A ce titre, le conjoint survivant du chef d’une entreprise artisanale, commerciale ou libérale qui justifie par tous moyens avoir participé directement et effectivement à l’activité de l’entreprise pendant au moins dix années, sans recevoir de salaire ni être associé aux bénéfices et aux pertes de l’entreprise, bénéficie d’un droit de créance d’un montant égal à trois fois le SMIC annuel en vigueur au jour du décès dans la limite de 25 % de l’actif successoral (art. 14 de la loi n° 89-1008 du 31 décembre 1989).
Ce droit est garanti sur la généralité des meubles par le privilège inscrit au 4° de l’article 2331 du code civil, sur la généralité des immeubles par le privilège inscrit au 2° de l’article 2375 du code civil et sur les immeubles par une hypothèque légale.
Le cas échéant, le montant des droits propres du conjoint survivant dans les opérations de partage successoral et de liquidation du régime matrimonial est diminué de celui de cette créance. Pour la liquidation des droits de succession, cette créance s’ajoute à la part du conjoint survivant.
§ 3. Les conjoints salariés
A défaut d’option pour le statut de collaborateur, les conjoints (ou partenaires ou concubins) peuvent être salariés.
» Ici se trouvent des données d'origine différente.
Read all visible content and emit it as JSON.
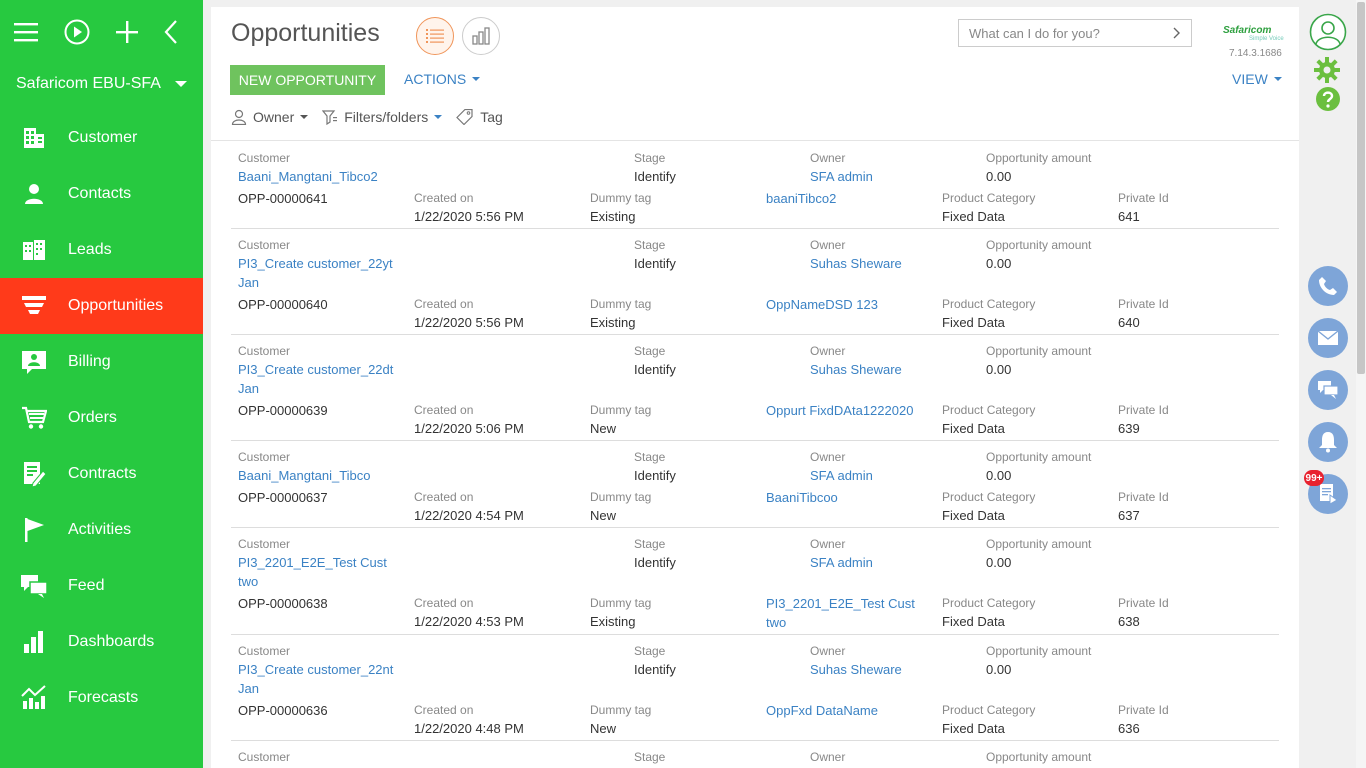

Dans ce cas, les intéressés sont salariés :
– soit du chef d’entreprise individuelle. Il est à noter que la jurisprudence n’exige pas la preuve de l’existence d’un lien de subordination pour les conjoints (Cass. 6/11/2001, n° 99-40756 ; Cass. 24/01/2007, n° 05-44346) ;
– soit de la société. Dans ce cas, les 3 critères classiques du contrat de travail sont exigés avec l’exercice effectif d’une activité, le versement d’une rémunération et l’existence d’un lien de subordination.
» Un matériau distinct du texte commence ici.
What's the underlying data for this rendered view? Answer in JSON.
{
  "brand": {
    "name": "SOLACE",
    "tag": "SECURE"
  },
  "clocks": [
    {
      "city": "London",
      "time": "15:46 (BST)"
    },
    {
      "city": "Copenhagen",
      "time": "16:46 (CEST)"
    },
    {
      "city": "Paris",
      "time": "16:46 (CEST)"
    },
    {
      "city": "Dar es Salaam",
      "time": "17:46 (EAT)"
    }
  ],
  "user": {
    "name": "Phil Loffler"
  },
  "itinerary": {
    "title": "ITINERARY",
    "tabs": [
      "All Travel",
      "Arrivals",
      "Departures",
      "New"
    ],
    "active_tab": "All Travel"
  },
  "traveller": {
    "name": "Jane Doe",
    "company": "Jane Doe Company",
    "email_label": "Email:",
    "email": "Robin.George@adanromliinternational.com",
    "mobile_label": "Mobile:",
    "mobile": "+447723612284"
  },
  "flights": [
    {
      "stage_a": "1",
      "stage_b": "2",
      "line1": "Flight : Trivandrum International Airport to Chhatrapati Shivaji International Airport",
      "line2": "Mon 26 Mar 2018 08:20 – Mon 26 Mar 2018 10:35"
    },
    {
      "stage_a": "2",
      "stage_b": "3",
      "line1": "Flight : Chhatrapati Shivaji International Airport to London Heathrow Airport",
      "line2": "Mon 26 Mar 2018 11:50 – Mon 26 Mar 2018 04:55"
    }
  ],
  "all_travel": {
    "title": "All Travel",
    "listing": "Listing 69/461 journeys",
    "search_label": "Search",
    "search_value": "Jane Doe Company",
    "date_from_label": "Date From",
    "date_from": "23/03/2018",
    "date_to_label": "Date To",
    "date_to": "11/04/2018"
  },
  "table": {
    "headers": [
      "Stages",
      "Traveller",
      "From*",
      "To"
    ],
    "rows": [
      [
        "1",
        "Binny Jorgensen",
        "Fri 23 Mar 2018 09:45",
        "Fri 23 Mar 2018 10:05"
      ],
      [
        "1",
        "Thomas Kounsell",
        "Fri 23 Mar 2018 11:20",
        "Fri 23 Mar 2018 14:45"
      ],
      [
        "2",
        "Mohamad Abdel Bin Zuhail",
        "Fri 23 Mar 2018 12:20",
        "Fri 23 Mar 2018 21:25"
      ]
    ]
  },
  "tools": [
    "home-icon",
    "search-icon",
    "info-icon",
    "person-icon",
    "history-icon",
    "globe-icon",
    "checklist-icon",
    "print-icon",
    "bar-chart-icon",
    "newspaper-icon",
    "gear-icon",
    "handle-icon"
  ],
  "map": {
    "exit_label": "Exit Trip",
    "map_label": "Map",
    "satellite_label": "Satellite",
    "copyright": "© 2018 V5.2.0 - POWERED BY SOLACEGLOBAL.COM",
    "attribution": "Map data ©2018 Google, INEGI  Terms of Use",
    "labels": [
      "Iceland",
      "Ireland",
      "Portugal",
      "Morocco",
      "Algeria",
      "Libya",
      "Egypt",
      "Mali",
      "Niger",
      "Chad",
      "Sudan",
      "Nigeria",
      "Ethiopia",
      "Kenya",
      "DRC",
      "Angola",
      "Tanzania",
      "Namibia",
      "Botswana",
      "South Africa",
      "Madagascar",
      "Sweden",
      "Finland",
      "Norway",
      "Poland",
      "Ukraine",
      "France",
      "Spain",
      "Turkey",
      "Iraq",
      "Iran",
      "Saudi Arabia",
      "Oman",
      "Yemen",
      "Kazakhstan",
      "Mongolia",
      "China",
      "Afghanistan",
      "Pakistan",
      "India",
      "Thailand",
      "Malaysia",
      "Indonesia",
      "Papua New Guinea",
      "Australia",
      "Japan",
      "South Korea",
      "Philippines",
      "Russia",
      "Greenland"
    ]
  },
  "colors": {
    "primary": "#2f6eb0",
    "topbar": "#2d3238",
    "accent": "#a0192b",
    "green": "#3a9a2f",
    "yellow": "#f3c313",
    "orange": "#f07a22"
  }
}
L’entreprise employeur doit établir un contrat de travail et des fiches de paye mensuelles. Un salaire doit être versé correspondant à la catégorie professionnelle de l’emploi attribué selon la convention collective éventuellement applicable.
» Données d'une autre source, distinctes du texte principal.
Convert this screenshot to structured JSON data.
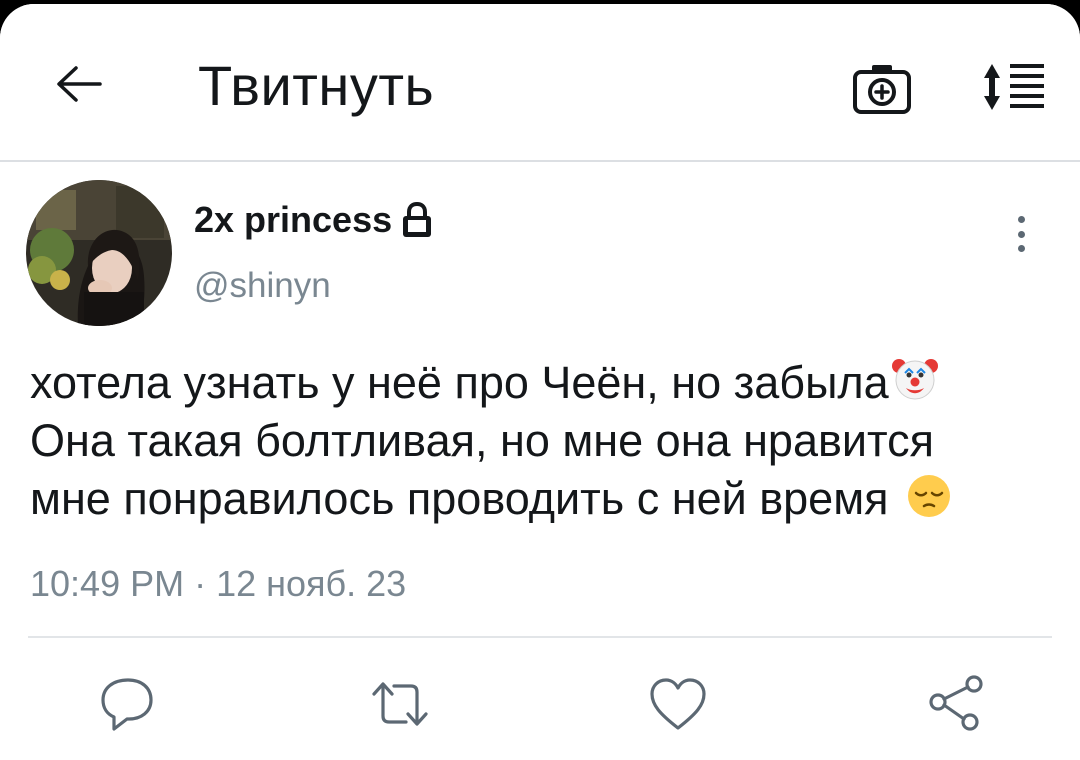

L’entreprise doit assurer le paiement de cotisations sociales patronales et salariales calculées sur le salaire attribué au conjoint-partenaire pacsé ou concubin.
Le conjoint salarié bénéficie des mêmes droits que tout salarié qui sont les suivants :
– la perception de prestations au titre de l’assurance maladie avec des prestations en nature et des prestations en espèces, notamment des indemnités journalières en cas d’arrêt maladie, maternité, invalidité, décès ;
– l’octroi d’une retraite de base et d’une retraite complémentaire (ARRCO voire AGIRC si l’emploi relève du statut de cadre) ;
– l’attribution de la PREPARE (ex-PAJE-CLCA prestation accueil jeune enfant, complément libre choix d’activité) partielle ou totale suite à la naissance ou l’adoption d’enfants ;
– la couverture sociale au titre des accidents du travail et des maladies professionnelles ;
– le droit aux indemnités chômage dans la mesure où l’existence d’un lien de subordination est incontestable ;
– l’application de la réduction dite Fillon avec l’exonération totale ou partielle des charges sociales patronales sur les bas salaires si le salaire est inférieur à 1,6 SMIC.
§ 4. Les conjoints associés
Envisageable uniquement dans les entreprises sous forme de sociétés, le conjoint est socialement :
– soit non-salarié et affilié à ce titre auprès de la SSI ;
– soit salarié et affilié auprès du régime général de la Sécurité sociale.
(V. les développements ci-dessus sur ces statuts tant en termes de cotisations que de prestations).